Google’s CEO Sundar Pichai has sent out a note to the company addressing Gemini’s image generation controversy. Pichai called the AI app’s problematic responses around race unacceptable and vowed to make structural changes to fix the problem. “I know that some of its responses have offended our users and shown bias – to be clear, that’s completely unacceptable and we got it wrong,” Pichai wrote. Google confirmed the news to exchange4media.
Recently Gemini found itself under netizen’s scrutiny after it offended them by generating results declining to depict white people, or inserting photos of women or people of color when prompted to create images of Vikings, Nazis, and the Pope. Google even had to suspend Gemini’s image creation tool, following the backlash.
Gemini was found to be creating questionable text responses, such as equating Elon Musk’s influence on society with Adolf Hitler’s, which drew sharp criticisms, especially from conservatives, who accused Google of an anti-white bias.
In his note, Pichai acknowledged that no AI is perfect, especially at this emerging stage of the industry’s development. He added, “But we know the bar is high for us and we will keep at it for however long it takes. And we’ll review what happened and make sure we fix it at scale.”
Going forward, the tech giant will be driving a clear set of actions, including structural changes, updated product guidelines, improved launch processes, robust evals and red-teaming, and technical recommendations. Pichai further said, “We should also build on the product and technical announcements we’ve made in AI over the last several weeks. That includes some foundational advances in our underlying models e.g. our 1 million long-context window breakthrough and our open models, both of which have been well received.”

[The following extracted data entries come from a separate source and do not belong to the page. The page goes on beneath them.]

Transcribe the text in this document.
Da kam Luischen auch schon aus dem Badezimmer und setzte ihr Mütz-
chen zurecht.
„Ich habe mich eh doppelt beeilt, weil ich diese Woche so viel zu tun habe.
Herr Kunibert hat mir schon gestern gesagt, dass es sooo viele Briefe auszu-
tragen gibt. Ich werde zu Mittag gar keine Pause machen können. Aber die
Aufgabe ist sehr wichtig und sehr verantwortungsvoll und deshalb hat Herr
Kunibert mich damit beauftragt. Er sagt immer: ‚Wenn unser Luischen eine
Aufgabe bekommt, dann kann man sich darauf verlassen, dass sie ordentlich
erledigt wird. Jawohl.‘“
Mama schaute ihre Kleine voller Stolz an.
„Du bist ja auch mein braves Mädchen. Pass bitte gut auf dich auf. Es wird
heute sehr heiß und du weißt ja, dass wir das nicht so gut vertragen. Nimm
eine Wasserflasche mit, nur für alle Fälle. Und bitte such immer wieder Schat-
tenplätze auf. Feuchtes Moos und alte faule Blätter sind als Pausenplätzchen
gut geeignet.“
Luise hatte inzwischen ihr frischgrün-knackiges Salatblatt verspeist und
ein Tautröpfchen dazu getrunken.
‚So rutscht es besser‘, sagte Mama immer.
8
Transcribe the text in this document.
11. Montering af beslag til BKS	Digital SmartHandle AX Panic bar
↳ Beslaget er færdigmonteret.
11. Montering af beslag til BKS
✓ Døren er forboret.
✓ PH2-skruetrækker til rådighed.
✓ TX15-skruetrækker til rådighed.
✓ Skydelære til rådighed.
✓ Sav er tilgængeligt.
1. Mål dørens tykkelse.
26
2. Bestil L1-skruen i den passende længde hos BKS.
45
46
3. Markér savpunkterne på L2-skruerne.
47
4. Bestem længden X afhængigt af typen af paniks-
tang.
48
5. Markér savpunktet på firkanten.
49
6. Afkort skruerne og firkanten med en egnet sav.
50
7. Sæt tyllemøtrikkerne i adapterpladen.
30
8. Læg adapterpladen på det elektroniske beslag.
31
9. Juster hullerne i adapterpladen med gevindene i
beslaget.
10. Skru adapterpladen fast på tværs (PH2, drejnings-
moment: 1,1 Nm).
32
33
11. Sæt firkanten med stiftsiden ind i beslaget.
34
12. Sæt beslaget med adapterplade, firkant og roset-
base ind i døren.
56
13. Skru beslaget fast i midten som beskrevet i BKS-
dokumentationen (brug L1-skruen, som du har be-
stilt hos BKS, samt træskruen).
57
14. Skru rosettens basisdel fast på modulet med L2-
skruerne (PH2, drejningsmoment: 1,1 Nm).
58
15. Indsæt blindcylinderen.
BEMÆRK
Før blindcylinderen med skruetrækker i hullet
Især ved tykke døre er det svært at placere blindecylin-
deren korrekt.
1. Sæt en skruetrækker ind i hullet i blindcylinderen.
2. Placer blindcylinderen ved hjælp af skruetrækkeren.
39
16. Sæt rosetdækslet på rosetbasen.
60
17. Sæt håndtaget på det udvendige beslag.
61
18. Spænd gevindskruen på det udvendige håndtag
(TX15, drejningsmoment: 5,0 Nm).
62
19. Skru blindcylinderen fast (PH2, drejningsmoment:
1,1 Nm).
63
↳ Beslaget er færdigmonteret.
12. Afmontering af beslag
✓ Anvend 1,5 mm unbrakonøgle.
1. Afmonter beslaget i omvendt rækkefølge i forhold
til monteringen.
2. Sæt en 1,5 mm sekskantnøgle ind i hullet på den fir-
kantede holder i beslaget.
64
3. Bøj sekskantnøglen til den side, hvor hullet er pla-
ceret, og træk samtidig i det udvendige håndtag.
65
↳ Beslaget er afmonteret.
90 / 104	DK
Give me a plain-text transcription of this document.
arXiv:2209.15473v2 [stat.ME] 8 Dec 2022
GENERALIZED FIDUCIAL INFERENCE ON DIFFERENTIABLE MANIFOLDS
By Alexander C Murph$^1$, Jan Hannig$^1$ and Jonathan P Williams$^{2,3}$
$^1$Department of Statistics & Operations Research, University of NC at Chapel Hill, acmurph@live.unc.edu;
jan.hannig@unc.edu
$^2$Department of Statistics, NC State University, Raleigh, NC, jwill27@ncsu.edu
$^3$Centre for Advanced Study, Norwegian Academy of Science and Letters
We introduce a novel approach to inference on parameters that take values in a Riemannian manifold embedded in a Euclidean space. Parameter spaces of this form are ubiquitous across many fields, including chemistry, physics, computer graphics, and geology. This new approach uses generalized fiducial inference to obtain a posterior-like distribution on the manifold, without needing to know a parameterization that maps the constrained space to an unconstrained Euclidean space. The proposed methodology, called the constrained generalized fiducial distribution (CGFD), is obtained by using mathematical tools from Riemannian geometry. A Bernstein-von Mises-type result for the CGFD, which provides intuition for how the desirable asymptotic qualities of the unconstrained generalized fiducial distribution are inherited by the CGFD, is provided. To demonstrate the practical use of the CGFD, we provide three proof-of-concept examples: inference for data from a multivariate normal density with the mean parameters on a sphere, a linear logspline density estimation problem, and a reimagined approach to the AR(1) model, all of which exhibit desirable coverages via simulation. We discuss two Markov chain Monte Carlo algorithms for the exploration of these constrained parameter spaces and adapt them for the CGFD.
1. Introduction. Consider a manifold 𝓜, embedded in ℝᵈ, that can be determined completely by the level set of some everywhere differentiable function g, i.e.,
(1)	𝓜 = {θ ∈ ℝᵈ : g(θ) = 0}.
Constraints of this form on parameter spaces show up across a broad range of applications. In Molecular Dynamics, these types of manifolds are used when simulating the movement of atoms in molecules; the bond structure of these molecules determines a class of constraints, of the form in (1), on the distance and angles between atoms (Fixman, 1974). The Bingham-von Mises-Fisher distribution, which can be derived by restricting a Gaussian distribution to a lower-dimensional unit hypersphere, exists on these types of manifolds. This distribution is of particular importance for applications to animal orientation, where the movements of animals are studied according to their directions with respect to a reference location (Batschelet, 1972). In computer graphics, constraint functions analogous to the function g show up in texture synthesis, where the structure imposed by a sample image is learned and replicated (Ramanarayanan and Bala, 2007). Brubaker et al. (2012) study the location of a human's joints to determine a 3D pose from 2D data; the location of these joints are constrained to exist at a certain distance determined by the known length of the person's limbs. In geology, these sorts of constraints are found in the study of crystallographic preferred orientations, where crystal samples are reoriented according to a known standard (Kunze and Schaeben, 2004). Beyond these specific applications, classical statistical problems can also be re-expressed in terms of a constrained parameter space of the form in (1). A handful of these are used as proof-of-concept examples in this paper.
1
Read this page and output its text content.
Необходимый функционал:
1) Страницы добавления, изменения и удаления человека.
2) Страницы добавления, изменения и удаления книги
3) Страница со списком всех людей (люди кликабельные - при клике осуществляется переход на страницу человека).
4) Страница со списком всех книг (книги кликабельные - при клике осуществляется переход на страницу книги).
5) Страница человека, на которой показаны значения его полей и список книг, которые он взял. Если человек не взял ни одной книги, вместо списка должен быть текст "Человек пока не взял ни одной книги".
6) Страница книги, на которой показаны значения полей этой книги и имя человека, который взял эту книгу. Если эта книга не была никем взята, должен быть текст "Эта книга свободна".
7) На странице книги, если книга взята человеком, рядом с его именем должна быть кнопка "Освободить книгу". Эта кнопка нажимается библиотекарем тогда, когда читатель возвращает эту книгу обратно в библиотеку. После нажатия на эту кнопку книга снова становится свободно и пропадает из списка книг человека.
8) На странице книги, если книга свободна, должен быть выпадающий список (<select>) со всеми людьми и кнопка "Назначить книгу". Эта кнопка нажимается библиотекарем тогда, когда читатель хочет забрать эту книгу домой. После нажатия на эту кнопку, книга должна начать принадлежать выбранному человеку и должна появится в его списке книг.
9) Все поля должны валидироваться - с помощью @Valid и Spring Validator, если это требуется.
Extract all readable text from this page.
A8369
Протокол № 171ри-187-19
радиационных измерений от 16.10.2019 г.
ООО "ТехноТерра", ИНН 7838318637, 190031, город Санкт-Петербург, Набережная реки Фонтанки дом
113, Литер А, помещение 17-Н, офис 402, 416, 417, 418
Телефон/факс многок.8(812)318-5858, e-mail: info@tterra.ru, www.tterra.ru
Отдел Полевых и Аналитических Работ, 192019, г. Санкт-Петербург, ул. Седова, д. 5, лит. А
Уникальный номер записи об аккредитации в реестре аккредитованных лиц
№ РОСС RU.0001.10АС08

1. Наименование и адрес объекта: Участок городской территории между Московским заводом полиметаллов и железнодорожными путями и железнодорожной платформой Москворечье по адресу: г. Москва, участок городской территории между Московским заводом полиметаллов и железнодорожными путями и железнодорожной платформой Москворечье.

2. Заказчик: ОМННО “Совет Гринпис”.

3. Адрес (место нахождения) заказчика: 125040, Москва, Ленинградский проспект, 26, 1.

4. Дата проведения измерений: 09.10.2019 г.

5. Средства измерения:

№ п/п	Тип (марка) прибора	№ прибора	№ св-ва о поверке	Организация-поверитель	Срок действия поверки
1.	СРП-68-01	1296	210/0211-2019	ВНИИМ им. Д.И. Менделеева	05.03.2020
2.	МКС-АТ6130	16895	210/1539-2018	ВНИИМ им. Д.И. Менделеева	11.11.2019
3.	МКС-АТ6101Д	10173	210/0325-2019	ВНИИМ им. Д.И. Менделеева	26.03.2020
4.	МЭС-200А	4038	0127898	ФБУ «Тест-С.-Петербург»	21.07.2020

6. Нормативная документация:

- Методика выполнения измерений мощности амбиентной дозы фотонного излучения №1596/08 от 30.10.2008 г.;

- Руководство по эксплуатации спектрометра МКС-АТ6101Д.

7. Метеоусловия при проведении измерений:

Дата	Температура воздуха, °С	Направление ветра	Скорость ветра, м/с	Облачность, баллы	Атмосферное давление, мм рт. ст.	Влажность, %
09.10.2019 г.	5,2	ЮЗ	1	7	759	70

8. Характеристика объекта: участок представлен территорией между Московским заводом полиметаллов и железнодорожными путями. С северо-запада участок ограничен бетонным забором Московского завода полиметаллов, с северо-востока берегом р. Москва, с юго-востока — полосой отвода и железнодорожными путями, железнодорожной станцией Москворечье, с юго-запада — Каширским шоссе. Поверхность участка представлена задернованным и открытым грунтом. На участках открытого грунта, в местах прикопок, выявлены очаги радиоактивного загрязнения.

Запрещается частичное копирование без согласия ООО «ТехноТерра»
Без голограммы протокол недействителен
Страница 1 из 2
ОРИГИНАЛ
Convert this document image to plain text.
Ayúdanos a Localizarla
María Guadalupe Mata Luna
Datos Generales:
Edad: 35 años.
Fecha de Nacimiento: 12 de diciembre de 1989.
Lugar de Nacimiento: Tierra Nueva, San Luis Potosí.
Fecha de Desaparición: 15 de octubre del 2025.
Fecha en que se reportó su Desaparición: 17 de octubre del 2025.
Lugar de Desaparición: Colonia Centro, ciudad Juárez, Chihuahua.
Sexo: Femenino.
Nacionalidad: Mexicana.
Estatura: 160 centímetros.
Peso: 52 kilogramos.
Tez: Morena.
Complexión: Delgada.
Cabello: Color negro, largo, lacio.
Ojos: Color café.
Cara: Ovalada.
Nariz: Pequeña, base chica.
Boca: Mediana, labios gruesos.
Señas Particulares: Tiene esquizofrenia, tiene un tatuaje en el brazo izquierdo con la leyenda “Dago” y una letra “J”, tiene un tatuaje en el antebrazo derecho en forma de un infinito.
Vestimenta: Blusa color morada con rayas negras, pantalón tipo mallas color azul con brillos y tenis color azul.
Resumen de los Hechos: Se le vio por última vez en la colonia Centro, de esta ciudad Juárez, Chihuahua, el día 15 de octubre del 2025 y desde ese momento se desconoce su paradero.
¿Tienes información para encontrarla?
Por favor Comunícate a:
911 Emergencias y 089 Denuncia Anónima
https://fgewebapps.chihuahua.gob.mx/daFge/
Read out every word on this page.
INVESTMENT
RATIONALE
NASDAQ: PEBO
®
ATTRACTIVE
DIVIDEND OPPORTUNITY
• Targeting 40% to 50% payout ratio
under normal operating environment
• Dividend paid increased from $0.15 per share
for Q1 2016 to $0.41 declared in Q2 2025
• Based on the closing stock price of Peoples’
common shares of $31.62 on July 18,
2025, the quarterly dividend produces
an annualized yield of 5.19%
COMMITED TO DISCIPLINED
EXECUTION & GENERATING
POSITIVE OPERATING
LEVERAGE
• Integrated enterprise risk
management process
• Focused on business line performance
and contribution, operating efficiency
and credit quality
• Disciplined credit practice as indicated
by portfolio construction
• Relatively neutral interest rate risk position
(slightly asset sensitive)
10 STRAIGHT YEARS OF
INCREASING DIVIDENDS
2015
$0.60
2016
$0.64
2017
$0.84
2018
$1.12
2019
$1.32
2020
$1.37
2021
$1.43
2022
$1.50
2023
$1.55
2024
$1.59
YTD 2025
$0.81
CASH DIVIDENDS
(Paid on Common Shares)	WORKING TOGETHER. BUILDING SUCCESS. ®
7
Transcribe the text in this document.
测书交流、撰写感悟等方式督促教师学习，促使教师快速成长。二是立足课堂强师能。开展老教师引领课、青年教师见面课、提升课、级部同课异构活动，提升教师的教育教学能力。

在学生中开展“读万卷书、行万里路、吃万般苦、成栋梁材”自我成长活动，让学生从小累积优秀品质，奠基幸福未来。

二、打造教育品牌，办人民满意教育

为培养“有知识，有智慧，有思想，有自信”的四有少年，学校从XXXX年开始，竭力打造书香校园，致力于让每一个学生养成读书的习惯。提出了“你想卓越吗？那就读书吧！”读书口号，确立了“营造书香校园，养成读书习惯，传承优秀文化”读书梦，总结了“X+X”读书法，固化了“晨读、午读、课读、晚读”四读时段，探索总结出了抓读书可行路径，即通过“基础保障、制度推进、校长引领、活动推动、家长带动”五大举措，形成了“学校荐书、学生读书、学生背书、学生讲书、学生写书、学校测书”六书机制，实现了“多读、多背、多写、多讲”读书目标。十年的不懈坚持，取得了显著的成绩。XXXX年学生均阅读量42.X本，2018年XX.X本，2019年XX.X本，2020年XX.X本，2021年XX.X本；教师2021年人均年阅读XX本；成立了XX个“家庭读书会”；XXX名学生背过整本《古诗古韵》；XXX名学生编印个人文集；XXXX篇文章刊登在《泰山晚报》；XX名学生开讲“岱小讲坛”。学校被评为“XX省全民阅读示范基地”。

exchange4media has accessed Pichai’s full note, confirmed by Google:
“I want to address the recent issues with problematic text and image responses in the Gemini app (formerly Bard). I know that some of its responses have offended our users and shown bias – to be clear, that’s completely unacceptable and we got it wrong.
Our teams have been working around the clock to address these issues. We’re already seeing a substantial improvement on a wide range of prompts. No AI is perfect, especially at this emerging stage of the industry’s development, but we know the bar is high for us and we will keep at it for however long it takes. And we’ll review what happened and make sure we fix it at scale.
Our mission to organize the world’s information and make it universally accessible and useful is sacrosanct. We’ve always sought to give users helpful, accurate, and unbiased information in our products. That’s why people trust them. This has to be our approach for all our products, including our emerging AI products.
We’ll be driving a clear set of actions, including structural changes, updated product guidelines, improved launch processes, robust evals and red-teaming, and technical recommendations. We are looking across all of this and will make the necessary changes.
Even as we learn from what went wrong here, we should also build on the product and technical announcements we’ve made in AI over the last several weeks. That includes some foundational advances in our underlying models e.g. our 1 million long-context window breakthrough and our open models, both of which have been well received.
We know what it takes to create great products that are used and beloved by billions of people and businesses, and with our infrastructure and research expertise we have an incredible springboard for the AI wave. Let’s focus on what matters most: building helpful products that are deserving of our users’ trust.”